Ingraham’s friendship with Haggard remained strong even after Haggard fired him from the band twice. The first time Ingraham was dropped, in 2002, was because longtime drummer Biff Adam had returned to the fold after an illness; in 2013 he was replaced with Dwight Yoakam drummer Jim Christie.

“We’re kind of family friends even before he was my employer,” Ingraham said. “Like I say, I’ve been fired (by) Merle twice, but way more than being bummed about that is how grateful and thankful that I am to the man for the chances and opportunities he’s given me.”

Ingraham was in fact scheduled to go back into the studio with Haggard in about a month.

“It’s the total opposite of how I pictured it when I first started with him. The studio is relaxed and no pressure pretty much — you just kick back — and the road is complete opposite, stress and hard work,” he said.

Despite the stress, Ingraham said he learned a lot from Haggard while touring with him.
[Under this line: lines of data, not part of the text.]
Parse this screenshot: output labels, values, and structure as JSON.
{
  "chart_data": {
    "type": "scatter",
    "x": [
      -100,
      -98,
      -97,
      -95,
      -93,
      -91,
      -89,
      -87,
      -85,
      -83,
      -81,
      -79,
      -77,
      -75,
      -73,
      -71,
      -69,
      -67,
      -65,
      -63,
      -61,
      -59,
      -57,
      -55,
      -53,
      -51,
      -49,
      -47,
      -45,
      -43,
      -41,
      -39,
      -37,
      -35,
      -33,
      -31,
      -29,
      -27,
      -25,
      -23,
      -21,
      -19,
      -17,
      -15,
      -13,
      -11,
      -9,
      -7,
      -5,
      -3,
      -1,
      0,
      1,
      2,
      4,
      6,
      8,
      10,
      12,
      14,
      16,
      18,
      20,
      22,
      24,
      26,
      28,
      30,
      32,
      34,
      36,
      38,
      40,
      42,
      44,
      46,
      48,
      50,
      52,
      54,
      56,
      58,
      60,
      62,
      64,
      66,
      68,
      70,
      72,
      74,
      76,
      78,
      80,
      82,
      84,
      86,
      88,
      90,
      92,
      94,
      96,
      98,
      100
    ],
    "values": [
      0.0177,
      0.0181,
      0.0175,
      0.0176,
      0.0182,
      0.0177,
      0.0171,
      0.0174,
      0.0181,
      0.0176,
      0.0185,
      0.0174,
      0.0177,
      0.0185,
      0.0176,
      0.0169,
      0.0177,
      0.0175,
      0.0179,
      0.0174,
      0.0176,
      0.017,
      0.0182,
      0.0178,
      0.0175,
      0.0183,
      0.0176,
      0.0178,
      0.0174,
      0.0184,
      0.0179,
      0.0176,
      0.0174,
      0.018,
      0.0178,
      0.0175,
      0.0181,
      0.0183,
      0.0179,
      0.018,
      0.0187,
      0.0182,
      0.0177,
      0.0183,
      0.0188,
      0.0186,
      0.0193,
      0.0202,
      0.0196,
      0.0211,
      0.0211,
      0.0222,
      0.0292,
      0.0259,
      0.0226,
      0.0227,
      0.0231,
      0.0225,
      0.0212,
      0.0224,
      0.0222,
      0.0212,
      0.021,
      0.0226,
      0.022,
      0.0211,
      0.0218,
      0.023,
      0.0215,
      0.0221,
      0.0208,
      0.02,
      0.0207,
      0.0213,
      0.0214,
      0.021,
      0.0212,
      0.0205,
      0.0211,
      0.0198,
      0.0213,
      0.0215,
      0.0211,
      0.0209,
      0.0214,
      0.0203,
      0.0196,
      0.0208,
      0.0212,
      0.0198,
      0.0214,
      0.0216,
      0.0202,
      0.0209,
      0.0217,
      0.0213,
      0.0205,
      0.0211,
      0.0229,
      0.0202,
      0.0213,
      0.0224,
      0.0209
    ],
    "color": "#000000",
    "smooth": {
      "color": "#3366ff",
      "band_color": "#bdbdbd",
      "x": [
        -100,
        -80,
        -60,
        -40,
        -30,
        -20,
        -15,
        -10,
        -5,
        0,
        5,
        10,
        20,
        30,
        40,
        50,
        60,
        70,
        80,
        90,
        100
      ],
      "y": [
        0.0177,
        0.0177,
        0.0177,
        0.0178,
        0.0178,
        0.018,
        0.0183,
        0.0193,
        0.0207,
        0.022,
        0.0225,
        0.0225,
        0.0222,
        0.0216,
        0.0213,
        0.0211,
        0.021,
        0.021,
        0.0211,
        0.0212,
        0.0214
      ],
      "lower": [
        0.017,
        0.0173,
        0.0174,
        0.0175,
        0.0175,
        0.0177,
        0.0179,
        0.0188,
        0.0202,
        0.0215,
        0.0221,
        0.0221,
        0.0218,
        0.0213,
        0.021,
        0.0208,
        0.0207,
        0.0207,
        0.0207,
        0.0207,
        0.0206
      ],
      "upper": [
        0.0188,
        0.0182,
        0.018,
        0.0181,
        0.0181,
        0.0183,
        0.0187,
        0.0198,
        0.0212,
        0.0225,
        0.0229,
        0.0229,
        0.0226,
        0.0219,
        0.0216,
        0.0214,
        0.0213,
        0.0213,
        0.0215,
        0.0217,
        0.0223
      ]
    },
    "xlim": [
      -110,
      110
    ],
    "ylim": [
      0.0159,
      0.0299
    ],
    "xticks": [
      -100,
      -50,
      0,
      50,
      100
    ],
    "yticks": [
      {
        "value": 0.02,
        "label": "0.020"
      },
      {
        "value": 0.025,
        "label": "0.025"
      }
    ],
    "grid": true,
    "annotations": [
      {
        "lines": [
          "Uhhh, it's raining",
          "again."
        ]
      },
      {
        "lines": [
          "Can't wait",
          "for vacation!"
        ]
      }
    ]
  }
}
“I think the hardest thing was — I don’t know if this makes sense, but just imagine (Haggard saying), ‘Always keep your eyes on me, but never let me catch you looking at me,’” Ingraham continued. “… One of the biggest lessons I learned from Merle was you’ve gotta play for the room. So one night you might be playing a wooden opera house that you could hear a pin drop in, and then the next night you’re playing a stadium that’s a rock concert. … I remember the first show I did when I got rehired in 2010, and he did one of his shuffles, and he turned around and gave me a look, kind of, ‘You’re dragging!’ And it scared the crap out of me, and it was kind of a rough show, and that night was rough. The next night we nailed it.”